- Born: Laura M. Allen
- Citizenship: Canadian
- Education: McGill University
- Employer: Low Carbon Advisors
- Spouse: Martin Ashton

= Laura Ashton =

Canadian business executive

Laura M. Ashton (née Allen) is a Canadian executive based in Singapore. She is the co-founder and CEO of Low Carbon Advisors, an advisory firm headquartered in Singapore that helps companies, governments and investors around the world navigate the path to carbon neutrality. Her work in sustainable energy transition also includes independent think tank, the Centre for Strategic Energy and Resources (CSER), where she has been senior vice president since 2023. Ashton has spoken at several marketing- and energy-related events.

== Education ==
Ashton is a member of the Singapore chapter of McGill University's alumni association. In 2019, she completed the Australian Institute of Company Directors International Directors diploma program.

== Career ==
From August 2011 until December 2013, she was vice president, head of marketing for Philips Lighting's Growth Markets unit. She was formerly senior vice president for marketing in Asia-Pacific for Electrolux, as well as president of Electrolux India. Prior to that, she worked in global and regional roles for Shell plc in the Netherlands, England and Singapore.

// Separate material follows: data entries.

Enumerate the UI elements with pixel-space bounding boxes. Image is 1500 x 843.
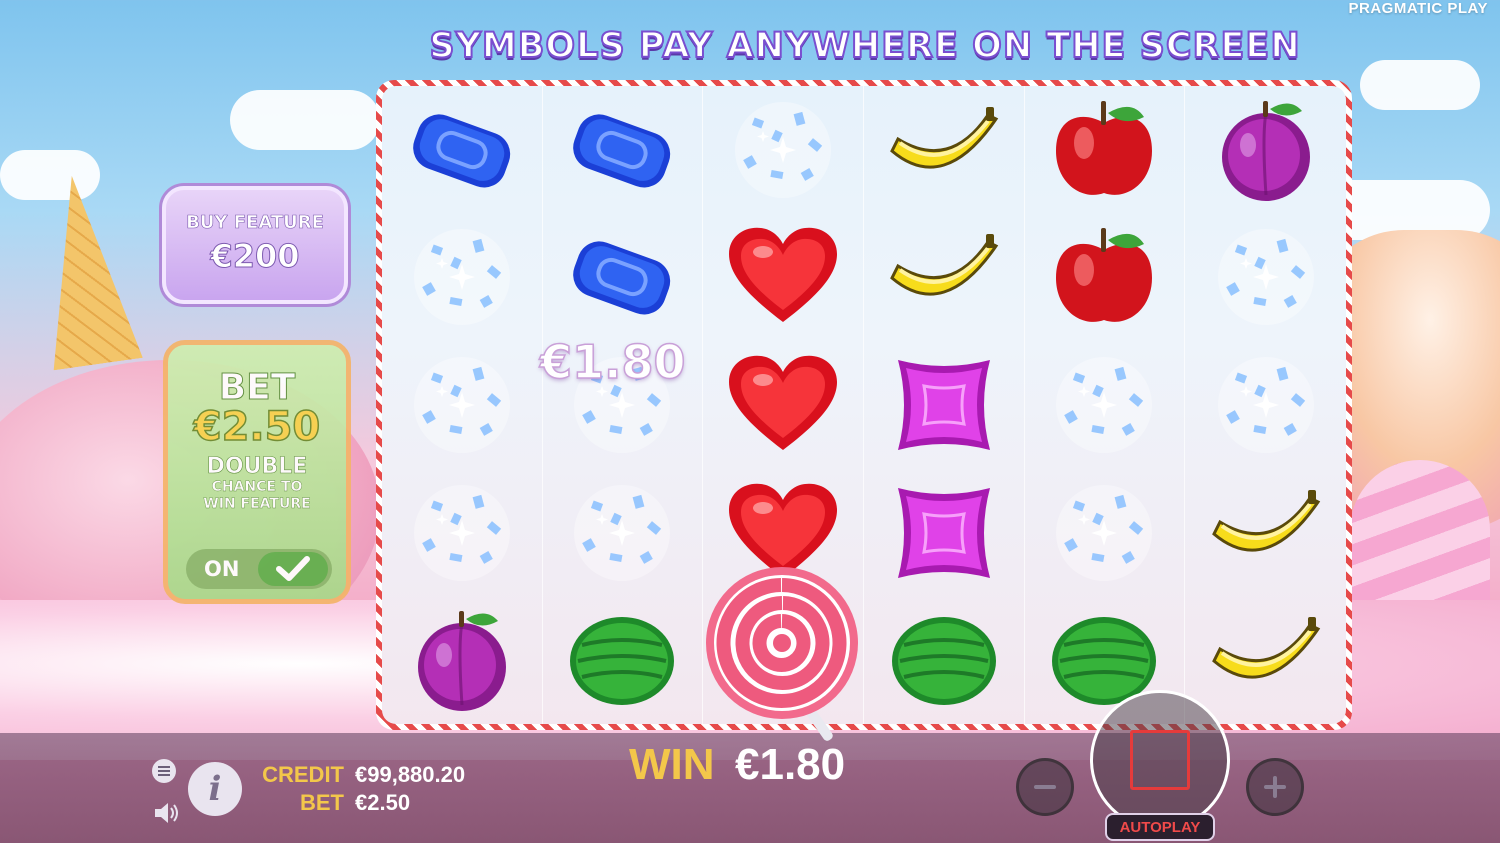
credit-value: €99,880.20 xyxy=(355,762,466,787)
toggle-knob xyxy=(258,552,328,586)
exploding-icon xyxy=(413,356,510,453)
lollipop-scatter-symbol xyxy=(706,567,858,741)
blue-candy-symbol xyxy=(543,213,704,342)
buy-feature-button[interactable]: BUY FEATURE €200 xyxy=(162,186,348,304)
exploding-symbol xyxy=(1185,341,1346,469)
cloud xyxy=(0,150,100,200)
exploding-symbol xyxy=(1025,468,1186,597)
blue-candy-icon xyxy=(573,114,671,188)
purple-plum-symbol xyxy=(382,596,543,724)
red-apple-symbol xyxy=(1025,86,1186,214)
exploding-icon xyxy=(574,484,671,581)
yellow-banana-icon xyxy=(1211,617,1320,679)
info-button[interactable]: i xyxy=(188,762,242,816)
exploding-symbol xyxy=(703,86,864,214)
green-melon-icon xyxy=(891,617,996,706)
red-heart-icon xyxy=(729,228,838,323)
yellow-banana-icon xyxy=(1211,489,1320,552)
red-apple-icon xyxy=(1056,228,1153,323)
exploding-symbol xyxy=(543,468,704,597)
cluster-win-amount: €1.80 xyxy=(539,334,686,390)
ante-bet-amount: €2.50 xyxy=(193,403,321,451)
exploding-icon xyxy=(1217,356,1314,453)
double-label: DOUBLE xyxy=(206,454,308,480)
exploding-icon xyxy=(1217,229,1314,326)
menu-icon[interactable] xyxy=(151,758,177,784)
stop-icon xyxy=(1130,730,1190,790)
exploding-symbol xyxy=(1185,214,1346,342)
purple-plum-icon xyxy=(417,611,506,712)
info-icon: i xyxy=(208,769,222,809)
cloud xyxy=(230,90,380,150)
exploding-symbol xyxy=(382,341,543,469)
buy-feature-title: BUY FEATURE xyxy=(186,212,324,234)
ante-bet-toggle[interactable]: ON xyxy=(186,549,332,589)
green-melon-symbol xyxy=(864,596,1025,724)
blue-candy-icon xyxy=(573,241,671,315)
chance-line-1: CHANCE TO xyxy=(211,479,303,495)
yellow-banana-symbol xyxy=(864,213,1025,342)
ante-bet-label: BET xyxy=(218,367,296,409)
increase-bet-button[interactable] xyxy=(1246,758,1304,816)
exploding-symbol xyxy=(382,213,543,342)
spin-stop-button[interactable] xyxy=(1090,690,1230,830)
blue-candy-icon xyxy=(413,114,510,188)
purple-plum-icon xyxy=(1221,100,1310,201)
exploding-icon xyxy=(413,229,510,326)
red-heart-symbol xyxy=(703,213,864,342)
green-melon-icon xyxy=(570,617,675,706)
minus-icon xyxy=(1034,785,1056,789)
exploding-icon xyxy=(735,101,832,198)
purple-square-symbol xyxy=(864,341,1025,469)
exploding-icon xyxy=(1056,356,1153,453)
paytable-banner: SYMBOLS PAY ANYWHERE ON THE SCREEN xyxy=(428,25,1301,67)
chance-line-2: WIN FEATURE xyxy=(203,496,311,512)
credit-label: CREDIT xyxy=(262,762,344,787)
toggle-label: ON xyxy=(204,557,240,581)
purple-plum-symbol xyxy=(1185,86,1346,214)
exploding-symbol xyxy=(382,468,543,597)
red-heart-symbol xyxy=(703,341,864,469)
purple-square-icon xyxy=(897,487,990,578)
purple-square-icon xyxy=(897,359,990,450)
exploding-icon xyxy=(413,484,510,581)
exploding-symbol xyxy=(1025,341,1186,469)
yellow-banana-icon xyxy=(889,106,999,169)
yellow-banana-symbol xyxy=(1185,469,1346,597)
bet-label: BET xyxy=(300,790,344,815)
speaker-icon[interactable] xyxy=(153,801,179,825)
ante-bet-panel: BET €2.50 DOUBLE CHANCE TO WIN FEATURE O… xyxy=(163,340,351,604)
cloud xyxy=(1360,60,1480,110)
green-melon-symbol xyxy=(543,596,704,724)
provider-logo: PRAGMATIC PLAY xyxy=(1348,0,1488,17)
yellow-banana-icon xyxy=(889,234,999,296)
blue-candy-symbol xyxy=(382,86,543,214)
blue-candy-symbol xyxy=(543,86,704,214)
plus-icon xyxy=(1264,776,1286,798)
red-apple-symbol xyxy=(1025,213,1186,342)
yellow-banana-symbol xyxy=(864,86,1025,214)
autoplay-button[interactable]: AUTOPLAY xyxy=(1105,813,1215,841)
bet-value: €2.50 xyxy=(355,790,411,815)
check-icon xyxy=(276,556,310,581)
red-heart-icon xyxy=(729,355,838,450)
yellow-banana-symbol xyxy=(1185,596,1346,724)
buy-feature-price: €200 xyxy=(210,237,300,276)
red-apple-icon xyxy=(1056,100,1153,195)
purple-square-symbol xyxy=(864,468,1025,597)
decrease-bet-button[interactable] xyxy=(1016,758,1074,816)
exploding-icon xyxy=(1056,484,1153,581)
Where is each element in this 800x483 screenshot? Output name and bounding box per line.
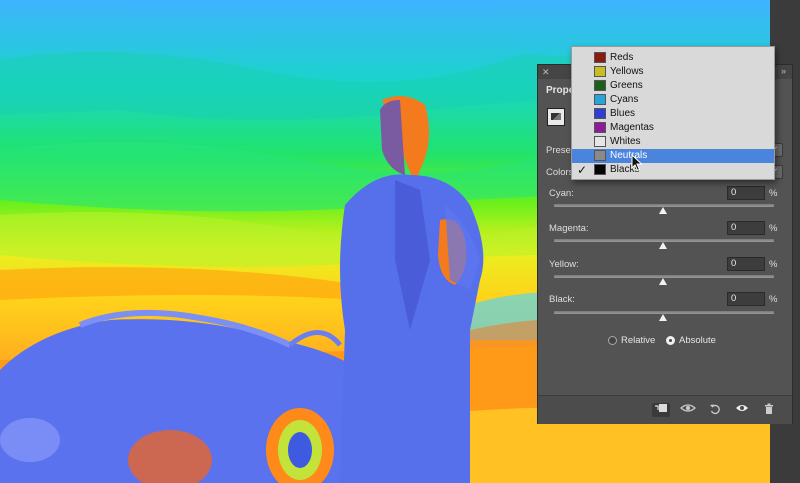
yellow-value-input[interactable]: 0 <box>727 257 765 271</box>
cyan-label: Cyan: <box>549 188 574 199</box>
black-value-input[interactable]: 0 <box>727 292 765 306</box>
cyan-value-input[interactable]: 0 <box>727 186 765 200</box>
cyan-unit: % <box>769 188 778 199</box>
menu-item-neutrals[interactable]: Neutrals <box>572 149 774 163</box>
menu-item-label: Cyans <box>610 94 639 105</box>
yellow-label: Yellow: <box>549 259 579 270</box>
menu-item-label: Reds <box>610 52 634 63</box>
black-slider-thumb[interactable] <box>659 314 667 321</box>
magenta-unit: % <box>769 223 778 234</box>
yellow-unit: % <box>769 259 778 270</box>
panel-footer <box>538 395 792 424</box>
menu-item-blues[interactable]: Blues <box>572 107 774 121</box>
visibility-eye-icon[interactable] <box>733 403 751 417</box>
blues-swatch <box>594 108 606 119</box>
relative-label: Relative <box>621 335 656 346</box>
menu-item-blacks[interactable]: ✓ Blacks <box>572 163 774 177</box>
menu-item-label: Magentas <box>610 122 654 133</box>
magenta-label: Magenta: <box>549 223 589 234</box>
trash-icon[interactable] <box>760 403 778 417</box>
mouse-pointer-icon <box>631 154 643 172</box>
black-label: Black: <box>549 294 575 305</box>
absolute-radio-dot[interactable] <box>666 336 675 345</box>
reset-icon[interactable] <box>706 403 724 417</box>
whites-swatch <box>594 136 606 147</box>
absolute-label: Absolute <box>679 335 716 346</box>
panel-collapse-icon[interactable]: » <box>781 66 786 76</box>
checkmark-icon: ✓ <box>577 163 588 177</box>
preset-label: Prese <box>546 145 571 156</box>
magenta-slider-thumb[interactable] <box>659 242 667 249</box>
menu-item-whites[interactable]: Whites <box>572 135 774 149</box>
menu-item-cyans[interactable]: Cyans <box>572 93 774 107</box>
menu-item-label: Greens <box>610 80 643 91</box>
menu-item-label: Whites <box>610 136 641 147</box>
clip-to-layer-icon[interactable] <box>652 403 670 417</box>
menu-item-greens[interactable]: Greens <box>572 79 774 93</box>
menu-item-magentas[interactable]: Magentas <box>572 121 774 135</box>
menu-item-label: Yellows <box>610 66 644 77</box>
neutrals-swatch <box>594 150 606 161</box>
black-unit: % <box>769 294 778 305</box>
panel-close-icon[interactable]: ✕ <box>542 66 550 78</box>
cyans-swatch <box>594 94 606 105</box>
menu-item-yellows[interactable]: Yellows <box>572 65 774 79</box>
cyan-slider-thumb[interactable] <box>659 207 667 214</box>
magentas-swatch <box>594 122 606 133</box>
greens-swatch <box>594 80 606 91</box>
selective-color-adjustment-icon <box>547 108 565 126</box>
magenta-value-input[interactable]: 0 <box>727 221 765 235</box>
blacks-swatch <box>594 164 606 175</box>
colors-dropdown-menu: Reds Yellows Greens Cyans Blues Magentas… <box>571 46 775 180</box>
colors-label: Colors <box>546 167 574 178</box>
relative-radio[interactable]: Relative <box>608 335 655 346</box>
view-previous-state-icon[interactable] <box>679 403 697 417</box>
relative-radio-dot[interactable] <box>608 336 617 345</box>
menu-item-reds[interactable]: Reds <box>572 51 774 65</box>
absolute-radio[interactable]: Absolute <box>666 335 716 346</box>
menu-item-label: Blues <box>610 108 636 119</box>
yellow-slider-thumb[interactable] <box>659 278 667 285</box>
reds-swatch <box>594 52 606 63</box>
yellows-swatch <box>594 66 606 77</box>
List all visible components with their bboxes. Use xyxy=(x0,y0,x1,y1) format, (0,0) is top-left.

From 2014 until 2015, she was Asia Pacific Regional Marketing Leader at A.T. Kearney, a management consulting firm.

From August 2015 to October 2017, Ashton served as an independent non-executive director and Chair of the Remuneration and Nominating Committee on the Board of Asia Pacific Digital, an Australian Stock Exchange-listed digital services firm. Asia Pacific Digital was subsequently acquired by Trimantium GrowthOps in August 2018.

She was the Asia Pacific director of business development, marketing & communications for Baker McKenzie, an international law firm, from 2016 to 2019.

Ashton served as chair of the advisory board of New Zealand-based, pan-Asian digital learning and development firm, Capability Group from 2020 until 2023. She is a member of the Singapore Institute of Directors and regularly appears on SID panel discussions on ESG and Governance.

=== Speaking ===
Ashton has spoken at events related to marketing and the energy industry.

- 2013 – iMedia Agency Summit
- 2014 – ad:tech Singapore 2014
- 2015 – Campaign Asia & Content Marketing Institute conference "Content Marketing Singapore"
- 2018 – B2B Marketing Leaders Forum in Singapore
- 2022 – Singapore International Energy Week
- 2023 – World Power Plant Innovation Conference 2023

== Awards and recognition ==
In 2013, The Internationalist, a magazine for advertising and marketing personnel, named Ashton to its Asia 50 list of 50 "pioneering marketers working in one of the world's most diverse and fastest-growing regions who influence activities from Japan to India."

Ashton has been a judge for Haymarket/Campaign Asia's –Asia Pacific Agency of the Year Award" including the 2018 edition, and "Asian Brand Marketing Effectiveness Awards".